Af Klint worked methodically in series, as though picking up ideas and examining them from all angles before moving onto the next. The Secret Paintings includes work from the landmark 1906 series Primordial Chaos. “It was regarded by af Klint as the very first body of work pertaining to this cycle of paintings for the temple, and it also includes her first completely abstract paintings,” Chambers says.
One is all compressed energy and spiralling lines; another is a more biomorphic shape, like an ear of wheat. The series sets the stage for a body of work about energy, life and psychic potential.
“They’re quite small,” notes Chambers. “It’s a matter of months later, the following year, that she’s working on The Ten Largest. The ambition and the confidence that’s associated with making those kinds of leaps is really quite extraordinary.”
This series, The Ten Largest, was painted in 1907. Each of the works is over three metres tall. “The scale is quite extraordinary when you think about what else is being produced at that moment in the European art world,” says Chambers.
Cramer believes af Klint was inspired by the religious murals that she’d seen in Europe. “She travelled. She wasn’t the recluse that people thought she was,” Cramer says.
The paintings in The Ten Largest follow a lifecycle, from childhood and youth to adulthood and old age. It begins exuberantly, with starbursts of colour and wonder. Adulthood is more meditative, and shown in looping, petal-shaped lines. “They’re incredibly enigmatic. The mystery of the paintings is definitely part of their charm,” says Chambers.
Other series reveal the artist’s wide-ranging interests across science, maths, geometry and the natural world. The series The Swan, 1914–15, begins with black and white swans which, by the 17th work in the series, have become interlocking concentric circles. The Swan investigates oppositions, dualities and unions—it’s a body of work that is as much about light as it is the struggles of human relationships.
For Chambers, af Klint’s paintings for the temple show a “wonderful confluence of ideas about spirituality, new developments in science, and also an awareness of what’s possible in the world of art. We have these three things coming together.”
“It’s really hard to understate the visual impact,” he adds. “They are paintings, particularly The Ten Largest, that speak to an artist with boundless creativity. They’re overflowing with ideas [and] come across as quite wildly experimental but, at the same time, I think they’re paintings that appear to be quite mindful of visual pleasure.”

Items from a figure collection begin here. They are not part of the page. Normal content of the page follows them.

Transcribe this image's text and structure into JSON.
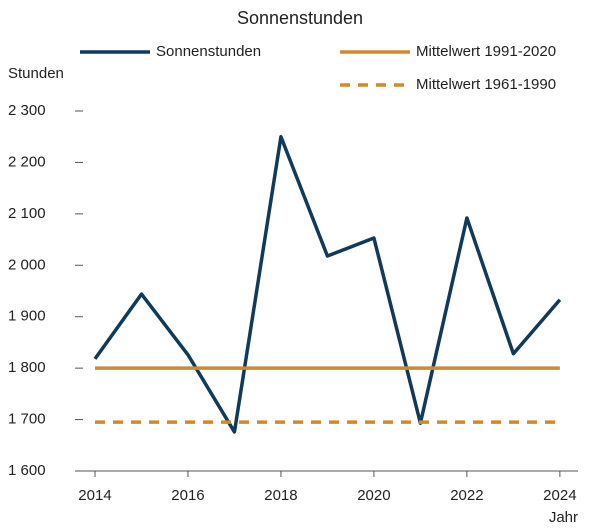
{
  "chart_data": {
    "type": "line",
    "title": "Sonnenstunden",
    "y_label": "Stunden",
    "x_label": "Jahr",
    "x": [
      2014,
      2015,
      2016,
      2017,
      2018,
      2019,
      2020,
      2021,
      2022,
      2023,
      2024
    ],
    "series": [
      {
        "name": "Sonnenstunden",
        "color": "#0f3a5c",
        "dash": false,
        "values": [
          1818,
          1944,
          1826,
          1676,
          2250,
          2018,
          2053,
          1693,
          2092,
          1828,
          1933
        ]
      },
      {
        "name": "Mittelwert 1991-2020",
        "color": "#d08a2a",
        "dash": false,
        "values": [
          1800,
          1800,
          1800,
          1800,
          1800,
          1800,
          1800,
          1800,
          1800,
          1800,
          1800
        ]
      },
      {
        "name": "Mittelwert 1961-1990",
        "color": "#d08a2a",
        "dash": true,
        "values": [
          1695,
          1695,
          1695,
          1695,
          1695,
          1695,
          1695,
          1695,
          1695,
          1695,
          1695
        ]
      }
    ],
    "xlim": [
      2013.57,
      2024.39
    ],
    "xticks": [
      2014,
      2016,
      2018,
      2020,
      2022,
      2024
    ],
    "ylim": [
      1600,
      2300
    ],
    "yticks": [
      {
        "value": 1600,
        "label": "1 600"
      },
      {
        "value": 1700,
        "label": "1 700"
      },
      {
        "value": 1800,
        "label": "1 800"
      },
      {
        "value": 1900,
        "label": "1 900"
      },
      {
        "value": 2000,
        "label": "2 000"
      },
      {
        "value": 2100,
        "label": "2 100"
      },
      {
        "value": 2200,
        "label": "2 200"
      },
      {
        "value": 2300,
        "label": "2 300"
      }
    ],
    "grid": false
  }
}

Awareness of af Klint’s work grew slowly once the 20 years had passed. The turning point came in 1986 when her work was included in an exhibition of spiritual art at the Los Angeles County Museum of Art—but this anthropological way of viewing her practice persisted. Then, in 2013, Stockholm’s Moderna Museet staged the first major retrospective of her work, A Pioneer of Abstraction. Critics Julia Voss and Jennifer Higgie, alongside Halina Dyrschka’s 2020 documentary Beyond the Visible, are among others who have helped shift understandings of af Klint’s work, and new research about her life and art continues to come to light.
“For too long we’ve had narratives around the history of modern art and how it’s come about. It’s been too male-centred, obviously, but also defined in a certain fashion,” says Cramer. “Artists who are coming from different bodies of knowledge, like Hilma, enrich our story and our story needs to broaden and widen.”